En effet, nous faisons bien souvent coïncider l'avènement de la Science moderne avec les travaux de Galilée. Qu'à fait exactement Galilée pour se voir affublé d'un tel honneur? 

Ni plus ni moins que d'interroger la Nature. Le mot est important ici, interroger. En se détachant du Vrai et du Faux d'Aristote et de la Religion, Galilée a lancé un pavé dans la mare (2). 

Ce perpétuel dialogue entre l'expérimentateur et la Nature que représente l'expérimentation scientifique nous détache du monde des idéalités transcendantales, et nous oblige à douter. Douter de la Nature certes, mais surtout de nous-mêmes et de la relation que l'on entretient avec le monde.




Parlons en de ce monde! Ce monde qui fait partie de notre humanité pour l'animiste, se retrouve extérieur à elle lorsque nous voulons l'interroger.
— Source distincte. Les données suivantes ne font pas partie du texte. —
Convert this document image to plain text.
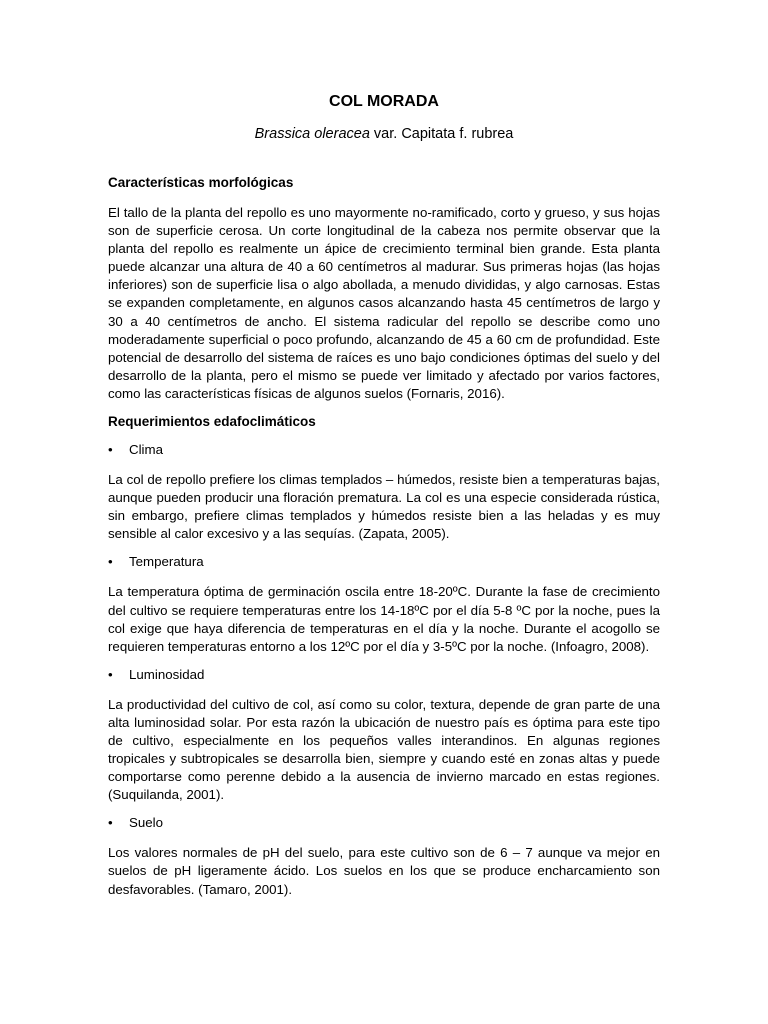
COL MORADA

Brassica oleracea var. Capitata f. rubrea

Características morfológicas

El tallo de la planta del repollo es uno mayormente no-ramificado, corto y grueso, y sus hojas son de superficie cerosa. Un corte longitudinal de la cabeza nos permite observar que la planta del repollo es realmente un ápice de crecimiento terminal bien grande. Esta planta puede alcanzar una altura de 40 a 60 centímetros al madurar. Sus primeras hojas (las hojas inferiores) son de superficie lisa o algo abollada, a menudo divididas, y algo carnosas. Estas se expanden completamente, en algunos casos alcanzando hasta 45 centímetros de largo y 30 a 40 centímetros de ancho. El sistema radicular del repollo se describe como uno moderadamente superficial o poco profundo, alcanzando de 45 a 60 cm de profundidad. Este potencial de desarrollo del sistema de raíces es uno bajo condiciones óptimas del suelo y del desarrollo de la planta, pero el mismo se puede ver limitado y afectado por varios factores, como las características físicas de algunos suelos (Fornaris, 2016).

Requerimientos edafoclimáticos
•	Clima

La col de repollo prefiere los climas templados – húmedos, resiste bien a temperaturas bajas, aunque pueden producir una floración prematura. La col es una especie considerada rústica, sin embargo, prefiere climas templados y húmedos resiste bien a las heladas y es muy sensible al calor excesivo y a las sequías. (Zapata, 2005).

•	Temperatura

La temperatura óptima de germinación oscila entre 18-20ºC. Durante la fase de crecimiento del cultivo se requiere temperaturas entre los 14-18ºC por el día 5-8 ºC por la noche, pues la col exige que haya diferencia de temperaturas en el día y la noche. Durante el acogollo se requieren temperaturas entorno a los 12ºC por el día y 3-5ºC por la noche. (Infoagro, 2008).

•	Luminosidad

La productividad del cultivo de col, así como su color, textura, depende de gran parte de una alta luminosidad solar. Por esta razón la ubicación de nuestro país es óptima para este tipo de cultivo, especialmente en los pequeños valles interandinos. En algunas regiones tropicales y subtropicales se desarrolla bien, siempre y cuando esté en zonas altas y puede comportarse como perenne debido a la ausencia de invierno marcado en estas regiones. (Suquilanda, 2001).

•	Suelo

Los valores normales de pH del suelo, para este cultivo son de 6 – 7 aunque va mejor en suelos de pH ligeramente ácido. Los suelos en los que se produce encharcamiento son desfavorables. (Tamaro, 2001).
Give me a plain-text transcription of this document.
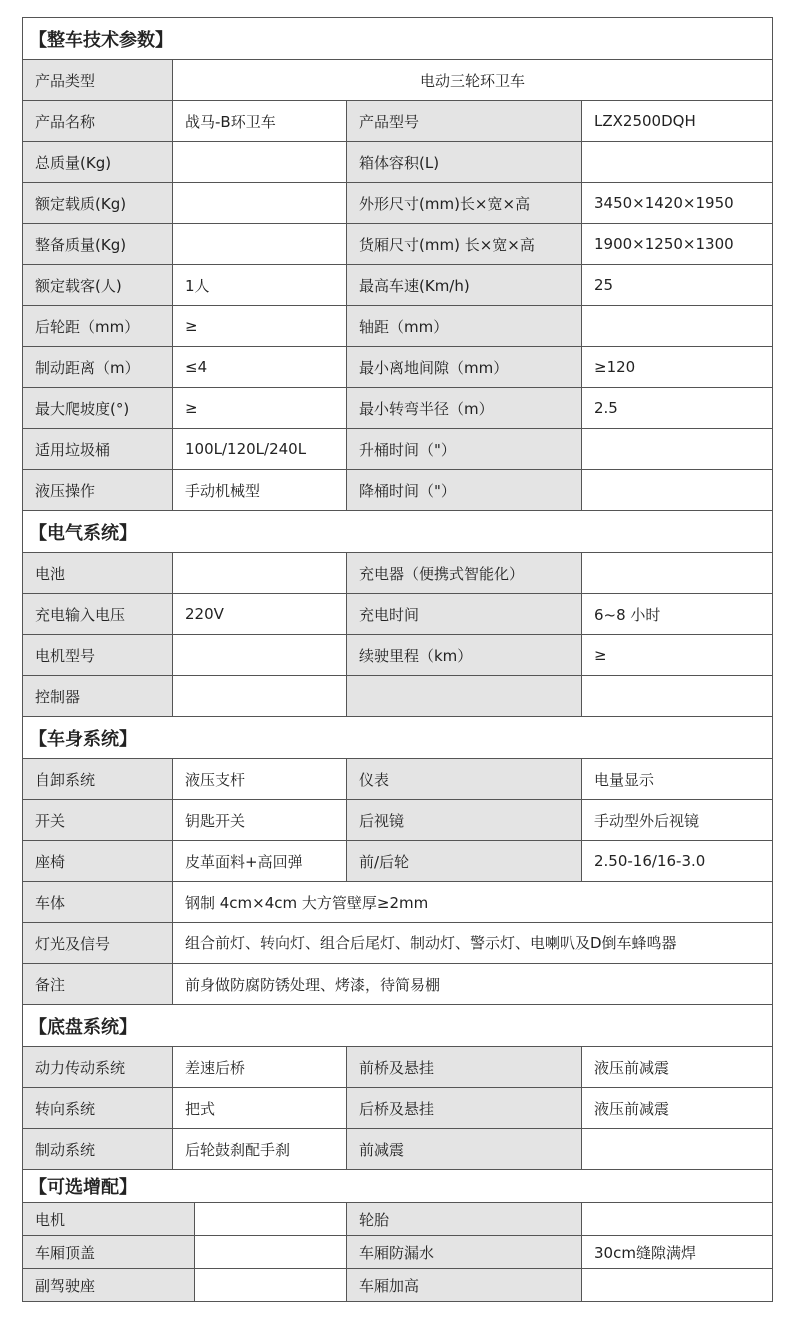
【整车技术参数】			
产品类型	电动三轮环卫车		
产品名称	战马-B环卫车	产品型号	LZX2500DQH
总质量(Kg)		箱体容积(L)	
额定载质(Kg)		外形尺寸(mm)长×宽×高	3450×1420×1950
整备质量(Kg)		货厢尺寸(mm) 长×宽×高	1900×1250×1300
额定载客(人)	1人	最高车速(Km/h)	25
后轮距（mm）	≥	轴距（mm）	
制动距离（m）	≤4	最小离地间隙（mm）	≥120
最大爬坡度(°)	≥	最小转弯半径（m）	2.5
适用垃圾桶	100L/120L/240L	升桶时间（"）	
液压操作	手动机械型	降桶时间（"）	
【电气系统】			
电池		充电器（便携式智能化）	
充电输入电压	220V	充电时间	6~8 小时
电机型号		续驶里程（km）	≥
控制器			
【车身系统】			
自卸系统	液压支杆	仪表	电量显示
开关	钥匙开关	后视镜	手动型外后视镜
座椅	皮革面料+高回弹	前/后轮	2.50-16/16-3.0
车体	钢制 4cm×4cm 大方管壁厚≥2mm		
灯光及信号	组合前灯、转向灯、组合后尾灯、制动灯、警示灯、电喇叭及D倒车蜂鸣器		
备注	前身做防腐防锈处理、烤漆，待简易棚		
【底盘系统】			
动力传动系统	差速后桥	前桥及悬挂	液压前减震
转向系统	把式	后桥及悬挂	液压前减震
制动系统	后轮鼓刹配手刹	前减震	
【可选增配】			
电机		轮胎	
车厢顶盖		车厢防漏水	30cm缝隙满焊
副驾驶座		车厢加高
Galilée l'énonce lui même, "La Nature est écrit en langage mathématique". Les mathématiques ne sont donc que le lien entre l'Homme est la Nature. Si lien il y a, cela veut dire qu'il y a inévitablement deux parties distincts. L'Homme et la Nature. La coupure est faite. A l'inverse de l'animiste qui voit allègrement de l'humanité dans toute chose et vice et versa, la Science doit inévitablement se détacher de son sujet pour mieux le comprendre.


Ce divorce entre l'Homme est la Nature n'est pas sans peine. En effet, en se détachant de la Nature, l'Homme emporte avec lui ses valeurs, ses émotions et son angoisse. 

Si les choses avaient un sens pour l'animiste ou le religieux, elles l'ont perdu pour l'Homme de Science. Les hypothèses, les théories ou les faits sont ... et rien de plus. Ils ne nous apprennent rien sur le sens de l'existence, la morale ou encore l'amour. 

La Science ne se préoccupe que de l'intellect, en restant muette sur les choses du cœur.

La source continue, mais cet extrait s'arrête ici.